Documentário celebra baiano Edy Star, pioneiro na arte e na sexualidade

SALVADOR, BA (FOLHAPRESS) – Aos 86 anos —velho, mas não obsoleto, como se define—, o elétrico Edy Star demonstrava um inquebrantável alto astral para confraternizar com quem quer que se aproximasse dele na pré-estreia do documentário “Antes que me Esqueçam, Meu Nome é Edy Star”, realizada no Cine Glauber Rocha, em Salvador.

Multiartista que transitou do submundo ao mainstream com grande naturalidade, Edy Star diz ser o primeiro nome da música brasileira a assumir-se gay.

“Ele já era multimídia antes desse termo existir, já fazia coisas como artista plástico, cantor, dançarino, performer”, diz o diretor Fernando Moraes, que descobriu durante as filmagens que tem parentesco com Edy Star. “E viado”, acrescentou Edy às próprias qualidades, interrompendo o diretor e divertindo o público antes da sessão.

No filme, o baiano Edy Star mostra com desenvoltura seu início nas artes e nos guetos homossexuais da Salvador do início dos anos 1960. Na porta de um antigo “castelo” —espécie de motel para o público gay—, onde hoje ironicamente funciona uma associação voltada para a terceira idade, Edy se reencontra com a “portinha da felicidade”, que separava a rua do “paraíso”.

“Para mim ele é um pioneiro e um libertador”, disse Caetano Veloso no documentário. Em 1959, quando era funcionário da Petrobras, Edy foi passar um fim de semana em Santo Amaro. Da rua, observou um adolescente tocando piano em casa. Era Caetano, que viu pela janela que estava sendo observado e convidou Edy para entrar.

Quatro anos depois, aquela amizade instantânea foi decisiva para os rumos da cultura brasileira, quando Edy Star sugeriu ao produtor Roberto Sant’Ana que fosse à galeria Bazarte conhecer um “casal de Santo Amaro”. Eram Caetano e Bethânia, que em seguida conheceram Gilberto Gil graças a Sant’Ana.

O documentário mostra também que, depois de muitas décadas, Edy Star foi enfim creditado como coautor da música “Procissão”, gravada por Gil em 1967. Em 1973, Gil lançou “Edith Cooper”, canção em homenagem a Edy e que, no título, comparava-o a Alice Cooper.

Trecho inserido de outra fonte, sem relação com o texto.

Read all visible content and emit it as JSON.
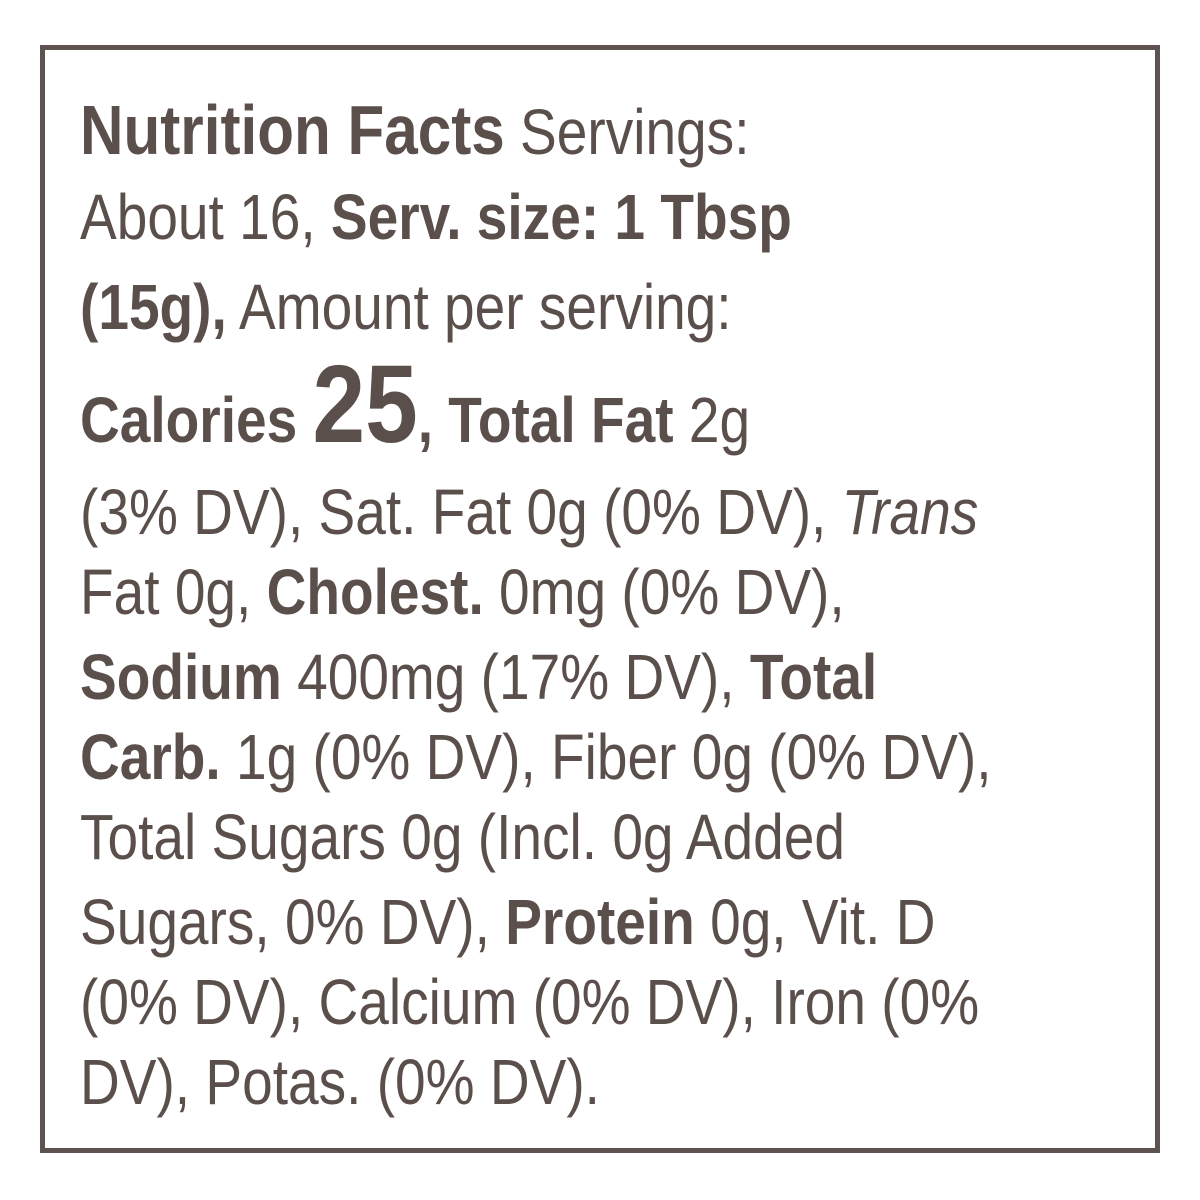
{
  "title": "Nutrition Facts",
  "lines": [
    [
      "Nutrition Facts",
      " Servings:"
    ],
    [
      "About 16, ",
      "Serv. size: 1 Tbsp"
    ],
    [
      "(15g),",
      " Amount per serving:"
    ],
    [
      "Calories ",
      "25",
      ", Total Fat",
      " 2g"
    ],
    [
      "(3% DV), Sat. Fat 0g (0% DV), ",
      "Trans"
    ],
    [
      "Fat 0g, ",
      "Cholest.",
      " 0mg (0% DV),"
    ],
    [
      "Sodium",
      " 400mg (17% DV), ",
      "Total"
    ],
    [
      "Carb.",
      " 1g (0% DV), Fiber 0g (0% DV),"
    ],
    [
      "Total Sugars 0g (Incl. 0g Added"
    ],
    [
      "Sugars, 0% DV), ",
      "Protein",
      " 0g, Vit. D"
    ],
    [
      "(0% DV), Calcium (0% DV), Iron (0%"
    ],
    [
      "DV), Potas. (0% DV)."
    ]
  ]
}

Edy Star é o último remanescente da Sociedade da Grã-Ordem Kavernista, grupo que formou ao lado de Raul Seixas, Sérgio Sampaio e Miriam Batucada, e que lançou seu único e cultuado disco, “Sessão das 10”, em 1971.

O único momento do filme em que Edy fica impaciente é quando está na frente do Cine Roma, em Salvador, berço de Raul Seixas, Waldir Serrão e do próprio Edy no rock’n’roll. Na telona, ele reclama do atual culto a Raul dizendo que, quando estava no ostracismo, apenas Marcelo Nova lhe estendeu a mão.

Nos tempos do Largo de Roma, era chamado de Edy Bofélia e tinha fama de brigão. “É viado valente, queria dar porrada em todo mundo aqui no Cinema Roma”, disse Waldir Serrão no filme.

No Rio de Janeiro, Edy Star se apresentou com tanto destaque na barra pesada dos cabarés da zona portuária que acabou catapultado para o sucesso nas boates chiques da zona sul.

O documentário é entrecortado por ensaios e gravações de Edy Star com Zeca Baleiro, outro nome da música brasileira que virou seu amigo. A parceria resultou no disco “Cabaré Star”.

Muitas das incontáveis conquistas amorosas de Edy Star estão registradas em fotografias eróticas exibidas de soslaio no filme. “Eu tenho meu arquivo secreto também. Você não sabe o que tem na minha bat-caverna”, disse Edy na pré-estreia. “Que nem Orson Welles, eu só peço desculpa porque é tudo verdade”, completou.

“Edy para mim é o puro suco da transgressão, da ousadia e da liberdade”, diz a roteirista Carollini Assis. “Acho que ele foi um dos poucos artistas independentes do Brasil que documentou a si mesmo. E o acervo fica rico, complexo, porque retrata um recorte de época do Brasil e principalmente da comunidade artística LGBTQIAPN+”, completa.

“Eu continuo uma bicha maluca”, garante Edy Star. “Com 86 anos, dançando balé e fazendo três horas de show no palco”, diz.

No filme, Edy conta que já registrou em cartório que, após sua morte, quer que seu rico acervo seja incinerado. Também deseja ser cremado após a morte, e que as cinzas cheguem ao rio São Francisco —que banha Juazeiro, no norte da Bahia, sua cidade natal— de modo sui generis: levadas pela descarga da privada.

“Depois de duas tentativas de suicídio e um câncer, minha filha, tudo é lucro: eu tô no bônus track”, decretou Edy Star, em pleno entusiasmo.